His gym in Chicago, he meant. She smiled and sat down to pull her skates out of her bag and put them on. She’d thought he might reconsider living in a small town. But that was unrealistic, like the hope that he might give up a profession he loved for her. However, she thought, she had today. She was going to live every second of it. It would be something to carry her through lonely cold winter nights for the rest of her life.

They skated, lazily circling the rink, holding hands. It was cold, but they were laughing as they went around and around the huge oval. It was tiring exercise. Annalisa had forgotten how much work it was to skate.

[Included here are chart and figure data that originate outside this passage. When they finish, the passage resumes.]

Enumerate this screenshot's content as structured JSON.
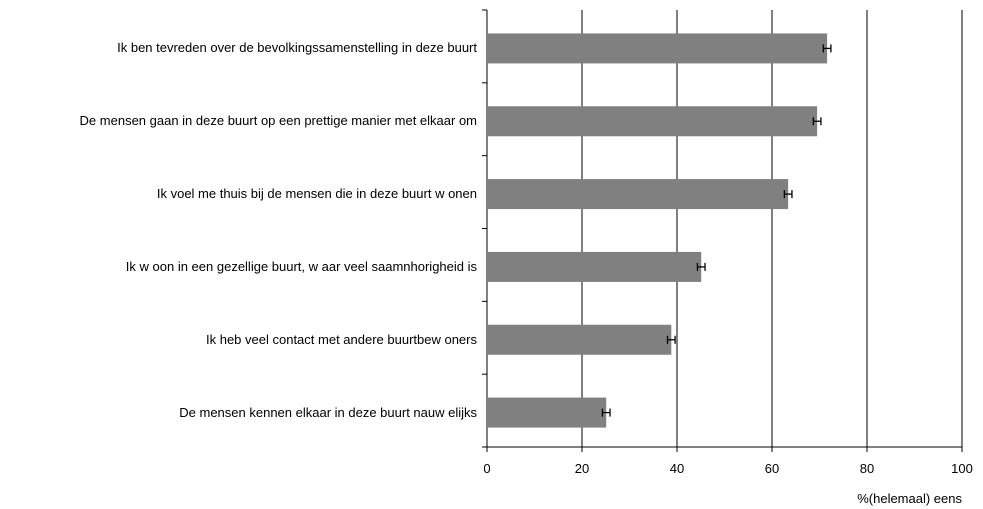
{
  "chart_data": {
    "type": "bar",
    "orientation": "horizontal",
    "categories": [
      "Ik ben tevreden over de bevolkingssamenstelling in deze buurt",
      "De mensen gaan in deze buurt op een prettige manier met elkaar om",
      "Ik voel me thuis bij de mensen die in deze buurt w onen",
      "Ik w oon in een gezellige buurt, w aar veel saamnhorigheid is",
      "Ik heb veel contact met andere buurtbew oners",
      "De mensen kennen elkaar in deze buurt nauw elijks"
    ],
    "values": [
      71.6,
      69.5,
      63.4,
      45.1,
      38.8,
      25.1
    ],
    "errors": [
      0.8,
      0.8,
      0.8,
      0.8,
      0.8,
      0.8
    ],
    "color": "#808080",
    "x_label": "%(helemaal) eens",
    "xlim": [
      0,
      100
    ],
    "xticks": [
      0,
      20,
      40,
      60,
      80,
      100
    ],
    "grid": true
  }
}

By the time she took off her skates and packed them up, and he returned his rentals, they were both rosy cheeked and laughing.

“That was so much fun,” she told him. “I haven’t skated for a long time.”

“It was fun. And now,” he said with twinkling eyes, “for sushi!”

He took her to the little Japanese restaurant he’d found and they ate sushi and drank hot jasmine tea while he talked to her about his life in Chicago.

“It sounds lonely,” she said involuntarily, when he got to the part about what he did on Sundays, which was to lie around and read the Sunday paper and watch movies on Amazon Prime.

“It is lonely,” he confessed after a minute. His dark eyes lifted to her light ones. “I have no one to talk to. I’m pretty much a loner, even when I’m with the guys at work. They’re talking about kids and baseball games and amusement parks with their families. I’m talking about a case I’m working on.”

“It’s that way with me, too,” she confessed. “I don’t get out much. I like to watch movies or the Weather Channel or the History Channel.”

He smiled. “Another weather geek,” he teased.

“Hey, weather is interesting,” she protested.

He pulled out his smartphone, turned it on, and handed it to her. He had about a dozen weather apps. She laughed with pure delight as she handed it back.

“I should show you mine, I guess. Turnabout’s fair play.” She handed it over. Along with the half dozen weather apps, she had language apps, including Chinese.

“Chinese?” he exclaimed, returning the phone to her.

“It’s a beautiful language,” she protested. “I found this app by accident and then I just sort of fell into doing it every day. I’ve been at it for two years. I don’t think I’ll ever get the tones just right because there are four and they’re very specific, but I can read some of it.”

He laughed. “I speak Russian and German,” he replied.

“Isn’t it a small world?” she asked.

“Small, indeed.” He glanced at his watch and grimaced. “We’d better get back before you fall down and go to sleep,” he said. “You’ve been up all night.”

“I wouldn’t have missed it for the world,” she said, her face coloring faintly.

He drew in a breath. “Honey, neither would I,” he said, his deep voice soft with feeling.

They stared at each other for a long moment. He managed to pull his eyes away. “We’d better get going,” he said.

* * *

It was dark when they got back to Raven Springs.